近江八幡という地名を知っている人は多くても、実際に水郷地帯を歩いたことがある人は少ないです。観光バスが入れない幅の路地が続く場所で、夕方に歩くと全く別の場所になります。
水郷地帯の地形について ¶
近江八幡の水郷は、琵琶湖から引き込んだ水路が網の目のように広がっています。江戸時代、近江商人たちはこの水路を使って物資を運んでいました。現在も水路は残っており、葦の茂みと古い商家の壁が水面に映る風景は、江戸時代の版画に描かれた場所と大きく変わっていません。
なぜ夕方に歩くのか ¶
水郷地帯は、光の角度によって全く違う表情を見せます。午前中は逆光になる区間が多く、水面の反射が強すぎます。夕方4時頃から、光が横から差し込むようになり、葦の色と水の色が変わります。琵琶湖に夕日が落ちる時間帯に湖畔に出るため、出発時刻は月ごとに調整しています。
地図にない葦の道 ¶
2026年4月、地元の漁師の方に教えてもらった葦の道をルートに加えました。葦の高さが2メートル近くあるため、道の中に入ると周囲が完全に遮断されます。水の音と葦が風に揺れる音だけが聞こえる場所です。
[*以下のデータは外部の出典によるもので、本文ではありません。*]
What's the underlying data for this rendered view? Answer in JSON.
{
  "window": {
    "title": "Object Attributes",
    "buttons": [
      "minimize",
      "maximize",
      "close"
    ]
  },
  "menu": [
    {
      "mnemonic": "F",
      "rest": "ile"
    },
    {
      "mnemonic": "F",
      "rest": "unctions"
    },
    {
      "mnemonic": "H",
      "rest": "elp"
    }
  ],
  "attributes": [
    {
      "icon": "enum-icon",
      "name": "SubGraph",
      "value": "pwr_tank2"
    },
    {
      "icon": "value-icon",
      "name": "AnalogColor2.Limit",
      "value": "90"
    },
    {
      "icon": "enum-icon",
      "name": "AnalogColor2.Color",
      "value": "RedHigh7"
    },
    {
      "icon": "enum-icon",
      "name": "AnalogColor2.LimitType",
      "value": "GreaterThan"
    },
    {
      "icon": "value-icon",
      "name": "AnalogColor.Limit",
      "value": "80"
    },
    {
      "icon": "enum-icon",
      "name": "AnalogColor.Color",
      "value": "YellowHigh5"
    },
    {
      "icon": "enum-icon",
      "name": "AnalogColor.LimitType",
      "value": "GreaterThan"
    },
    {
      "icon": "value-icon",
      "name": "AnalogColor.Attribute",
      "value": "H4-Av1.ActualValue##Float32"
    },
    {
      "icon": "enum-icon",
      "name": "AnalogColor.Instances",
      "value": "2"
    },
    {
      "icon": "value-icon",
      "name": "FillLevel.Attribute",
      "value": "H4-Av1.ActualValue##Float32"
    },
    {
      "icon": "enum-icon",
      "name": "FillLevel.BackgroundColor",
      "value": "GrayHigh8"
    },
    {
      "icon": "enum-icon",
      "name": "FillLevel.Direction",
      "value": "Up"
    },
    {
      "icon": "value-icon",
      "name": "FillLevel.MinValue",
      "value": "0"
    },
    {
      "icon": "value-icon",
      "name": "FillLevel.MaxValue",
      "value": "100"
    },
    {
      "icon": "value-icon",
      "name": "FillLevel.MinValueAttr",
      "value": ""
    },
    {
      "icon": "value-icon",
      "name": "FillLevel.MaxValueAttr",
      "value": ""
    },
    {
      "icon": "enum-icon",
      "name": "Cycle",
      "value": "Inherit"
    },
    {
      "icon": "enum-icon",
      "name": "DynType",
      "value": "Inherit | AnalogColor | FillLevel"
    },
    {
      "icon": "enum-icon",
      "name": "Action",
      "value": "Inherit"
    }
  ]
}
距離は200メートルほどですが、この区間だけで時間の流れ方が変わります。
近江八幡へのアクセス ¶
京都駅からJR琵琶湖線で約40分、近江八幡駅下車です。ツアーの集合場所は近江八幡駅の改札前で、そこから歩いて水郷地帯に向かいます。帰りも同じ駅で解散しますので、京都や大阪からの日帰りが可能です。
近江八幡は、京都や奈良と比べて観光客が少ない分、地元の時間の流れ方がそのまま残っています。夕方の水郷を一度歩いてみてください。